How to Paint Brown Paneling White

Home-renovation projects do not have to break the bank when you use paint in creative manners. If you’re looking at outdated wood paneling leftover from the 1970s, you do not have to split it off the walls and begin from scratch. An inexpensive coat of paint is often all you will need to bring your decor into the 21st century. Whether you’re handling hardwood veneer at a ranch home or knotty pine at a cabin, think about painting before undertaking a full-fledged wall renovation.

Wash the walls with a damp sponge and family detergent cleaner, such as dish-washing liquid. Wring out the sponge well; clean the walls, and rub them down with plain water. Allow them to dry fully.

Prepare your work area by laying drop cloths on the floor and taping the edges of baseboards, molding and the ceiling.

Paint the walls using water-based latex primer, which prepares slick surfaces so paint will adhere. Apply one or two coats — one coat is often enough, but in case you can still see brown beneath the surface, apply another coat.

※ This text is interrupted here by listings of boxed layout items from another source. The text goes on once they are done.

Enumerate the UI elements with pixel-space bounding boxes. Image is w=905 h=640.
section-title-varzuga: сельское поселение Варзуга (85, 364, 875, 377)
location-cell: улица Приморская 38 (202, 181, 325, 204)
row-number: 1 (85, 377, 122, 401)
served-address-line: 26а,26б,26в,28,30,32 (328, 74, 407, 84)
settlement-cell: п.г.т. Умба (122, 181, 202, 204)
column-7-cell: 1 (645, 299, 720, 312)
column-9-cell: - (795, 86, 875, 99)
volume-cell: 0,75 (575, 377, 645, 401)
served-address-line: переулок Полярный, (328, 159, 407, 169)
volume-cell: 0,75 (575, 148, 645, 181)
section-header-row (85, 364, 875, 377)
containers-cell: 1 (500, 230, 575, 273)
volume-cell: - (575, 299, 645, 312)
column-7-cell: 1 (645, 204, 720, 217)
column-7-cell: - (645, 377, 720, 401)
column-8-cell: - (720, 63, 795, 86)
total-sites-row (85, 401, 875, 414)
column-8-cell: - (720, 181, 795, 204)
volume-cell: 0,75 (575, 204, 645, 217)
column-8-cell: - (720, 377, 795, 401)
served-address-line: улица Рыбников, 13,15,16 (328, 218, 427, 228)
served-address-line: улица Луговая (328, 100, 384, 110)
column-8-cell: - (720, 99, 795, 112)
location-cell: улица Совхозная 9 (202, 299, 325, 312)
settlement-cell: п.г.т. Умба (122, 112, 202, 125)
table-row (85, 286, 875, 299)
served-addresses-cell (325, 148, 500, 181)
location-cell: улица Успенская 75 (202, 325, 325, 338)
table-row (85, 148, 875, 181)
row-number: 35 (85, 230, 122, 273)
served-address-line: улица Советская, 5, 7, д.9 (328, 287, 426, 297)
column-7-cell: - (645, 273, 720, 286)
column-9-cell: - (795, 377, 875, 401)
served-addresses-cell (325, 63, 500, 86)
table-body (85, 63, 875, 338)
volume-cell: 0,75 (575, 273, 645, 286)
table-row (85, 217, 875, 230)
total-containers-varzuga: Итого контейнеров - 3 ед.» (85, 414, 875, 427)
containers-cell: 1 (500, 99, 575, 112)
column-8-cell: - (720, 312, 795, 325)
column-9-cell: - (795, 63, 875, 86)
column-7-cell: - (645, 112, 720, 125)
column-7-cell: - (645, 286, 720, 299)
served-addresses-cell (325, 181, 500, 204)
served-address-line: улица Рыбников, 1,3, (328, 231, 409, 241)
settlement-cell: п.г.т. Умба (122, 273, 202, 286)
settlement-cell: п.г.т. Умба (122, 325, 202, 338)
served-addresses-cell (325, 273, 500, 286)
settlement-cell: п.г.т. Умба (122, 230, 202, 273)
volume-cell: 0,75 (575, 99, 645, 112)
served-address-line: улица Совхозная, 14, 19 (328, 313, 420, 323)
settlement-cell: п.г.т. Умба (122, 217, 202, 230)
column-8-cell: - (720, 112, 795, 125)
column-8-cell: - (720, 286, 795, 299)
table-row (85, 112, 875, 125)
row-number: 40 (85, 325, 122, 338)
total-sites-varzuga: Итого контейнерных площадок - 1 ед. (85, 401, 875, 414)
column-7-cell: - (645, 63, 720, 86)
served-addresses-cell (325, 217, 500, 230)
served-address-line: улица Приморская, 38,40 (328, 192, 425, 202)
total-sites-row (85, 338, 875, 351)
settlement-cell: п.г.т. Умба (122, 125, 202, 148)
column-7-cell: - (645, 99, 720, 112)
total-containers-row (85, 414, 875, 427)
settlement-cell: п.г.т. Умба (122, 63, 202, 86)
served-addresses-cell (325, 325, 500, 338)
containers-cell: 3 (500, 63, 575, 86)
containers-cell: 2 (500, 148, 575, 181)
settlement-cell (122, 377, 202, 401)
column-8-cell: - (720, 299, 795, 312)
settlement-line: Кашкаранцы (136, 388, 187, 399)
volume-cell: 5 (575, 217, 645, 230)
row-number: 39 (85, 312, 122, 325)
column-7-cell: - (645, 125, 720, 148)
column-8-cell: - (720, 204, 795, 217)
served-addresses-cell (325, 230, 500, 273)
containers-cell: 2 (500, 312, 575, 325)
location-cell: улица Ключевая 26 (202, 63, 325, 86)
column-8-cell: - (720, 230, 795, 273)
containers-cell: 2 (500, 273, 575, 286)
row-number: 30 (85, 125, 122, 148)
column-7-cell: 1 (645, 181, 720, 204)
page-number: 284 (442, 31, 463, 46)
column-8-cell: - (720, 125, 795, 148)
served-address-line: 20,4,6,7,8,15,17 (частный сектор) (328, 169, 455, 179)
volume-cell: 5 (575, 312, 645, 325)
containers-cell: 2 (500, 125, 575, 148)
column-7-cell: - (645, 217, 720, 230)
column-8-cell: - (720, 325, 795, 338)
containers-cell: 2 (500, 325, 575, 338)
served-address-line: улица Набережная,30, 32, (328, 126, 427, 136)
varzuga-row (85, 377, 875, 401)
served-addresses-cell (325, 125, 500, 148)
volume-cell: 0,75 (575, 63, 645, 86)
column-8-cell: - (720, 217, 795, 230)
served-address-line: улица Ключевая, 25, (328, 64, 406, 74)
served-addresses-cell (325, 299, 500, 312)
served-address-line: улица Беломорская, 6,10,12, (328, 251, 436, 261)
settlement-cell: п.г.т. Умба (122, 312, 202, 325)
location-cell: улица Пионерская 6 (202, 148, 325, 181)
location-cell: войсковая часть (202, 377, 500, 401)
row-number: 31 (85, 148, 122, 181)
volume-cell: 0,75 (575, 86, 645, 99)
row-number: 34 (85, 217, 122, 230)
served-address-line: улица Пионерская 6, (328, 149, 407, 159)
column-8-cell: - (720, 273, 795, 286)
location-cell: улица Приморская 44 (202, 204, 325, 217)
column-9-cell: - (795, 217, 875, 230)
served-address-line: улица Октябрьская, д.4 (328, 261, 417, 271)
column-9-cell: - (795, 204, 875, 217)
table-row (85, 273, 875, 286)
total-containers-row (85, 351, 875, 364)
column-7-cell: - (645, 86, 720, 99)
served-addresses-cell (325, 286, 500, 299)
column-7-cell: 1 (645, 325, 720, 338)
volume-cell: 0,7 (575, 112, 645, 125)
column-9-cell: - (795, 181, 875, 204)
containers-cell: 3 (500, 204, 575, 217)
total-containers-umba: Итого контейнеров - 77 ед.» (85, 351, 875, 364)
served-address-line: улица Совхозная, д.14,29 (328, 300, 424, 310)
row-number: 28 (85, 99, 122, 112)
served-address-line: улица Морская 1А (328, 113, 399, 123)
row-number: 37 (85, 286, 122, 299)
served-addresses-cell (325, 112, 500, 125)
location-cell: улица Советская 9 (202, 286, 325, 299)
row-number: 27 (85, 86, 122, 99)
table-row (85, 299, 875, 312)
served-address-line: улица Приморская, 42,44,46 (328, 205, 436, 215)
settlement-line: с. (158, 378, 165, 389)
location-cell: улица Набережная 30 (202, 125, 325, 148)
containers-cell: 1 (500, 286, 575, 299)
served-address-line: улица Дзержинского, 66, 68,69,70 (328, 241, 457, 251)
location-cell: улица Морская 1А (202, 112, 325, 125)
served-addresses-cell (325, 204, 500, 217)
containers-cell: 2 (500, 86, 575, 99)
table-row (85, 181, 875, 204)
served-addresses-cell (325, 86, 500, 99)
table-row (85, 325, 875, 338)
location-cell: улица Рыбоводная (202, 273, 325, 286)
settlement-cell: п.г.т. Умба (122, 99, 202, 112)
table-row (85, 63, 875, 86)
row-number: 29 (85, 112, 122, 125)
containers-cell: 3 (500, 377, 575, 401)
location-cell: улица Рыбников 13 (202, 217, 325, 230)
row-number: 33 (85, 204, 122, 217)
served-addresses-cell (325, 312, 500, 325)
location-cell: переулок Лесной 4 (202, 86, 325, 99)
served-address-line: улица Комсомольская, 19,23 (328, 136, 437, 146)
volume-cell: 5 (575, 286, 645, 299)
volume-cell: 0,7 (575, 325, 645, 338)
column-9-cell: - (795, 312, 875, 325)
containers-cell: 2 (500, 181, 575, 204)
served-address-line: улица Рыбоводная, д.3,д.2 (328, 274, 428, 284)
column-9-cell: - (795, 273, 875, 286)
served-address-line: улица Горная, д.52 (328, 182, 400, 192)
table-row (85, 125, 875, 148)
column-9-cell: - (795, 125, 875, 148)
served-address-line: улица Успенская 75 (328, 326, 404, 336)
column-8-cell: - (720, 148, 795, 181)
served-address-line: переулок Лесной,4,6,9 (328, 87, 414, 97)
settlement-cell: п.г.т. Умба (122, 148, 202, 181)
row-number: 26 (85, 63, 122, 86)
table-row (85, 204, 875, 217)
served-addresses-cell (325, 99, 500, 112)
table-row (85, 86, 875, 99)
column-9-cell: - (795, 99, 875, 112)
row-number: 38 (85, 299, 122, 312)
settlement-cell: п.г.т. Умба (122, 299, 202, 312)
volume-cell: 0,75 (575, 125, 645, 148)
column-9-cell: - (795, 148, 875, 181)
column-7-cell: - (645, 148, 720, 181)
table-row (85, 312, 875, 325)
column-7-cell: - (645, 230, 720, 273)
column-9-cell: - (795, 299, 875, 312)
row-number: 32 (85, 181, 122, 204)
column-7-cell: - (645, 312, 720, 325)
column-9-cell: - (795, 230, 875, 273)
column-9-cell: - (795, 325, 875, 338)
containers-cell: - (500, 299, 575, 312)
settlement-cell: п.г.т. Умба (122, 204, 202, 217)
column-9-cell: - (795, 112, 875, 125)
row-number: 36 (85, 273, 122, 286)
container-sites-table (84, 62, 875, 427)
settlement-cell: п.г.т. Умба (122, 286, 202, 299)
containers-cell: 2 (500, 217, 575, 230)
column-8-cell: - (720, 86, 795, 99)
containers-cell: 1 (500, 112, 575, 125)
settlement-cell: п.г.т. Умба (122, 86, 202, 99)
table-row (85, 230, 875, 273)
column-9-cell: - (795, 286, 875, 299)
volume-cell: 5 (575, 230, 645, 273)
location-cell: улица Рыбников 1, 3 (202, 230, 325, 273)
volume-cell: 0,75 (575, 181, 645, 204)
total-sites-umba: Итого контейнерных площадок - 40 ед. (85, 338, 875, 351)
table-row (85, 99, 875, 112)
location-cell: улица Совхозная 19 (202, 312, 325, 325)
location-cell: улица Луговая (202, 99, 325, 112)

Allow the primer to dry completely between coats. If you can, allow it to dry overnight before painting.

Paint the seams of the paneling using latex paint, using a thin paintbrush. You might want to apply two coats to fully fill in the irregular surface. It is not necessary to permit the seams to dry before painting the remainder of the wall.

Pour paint into a flat pan and then use a roller to apply it into the flat surface of the paneling. Allow the first coat to dry before applying another coat.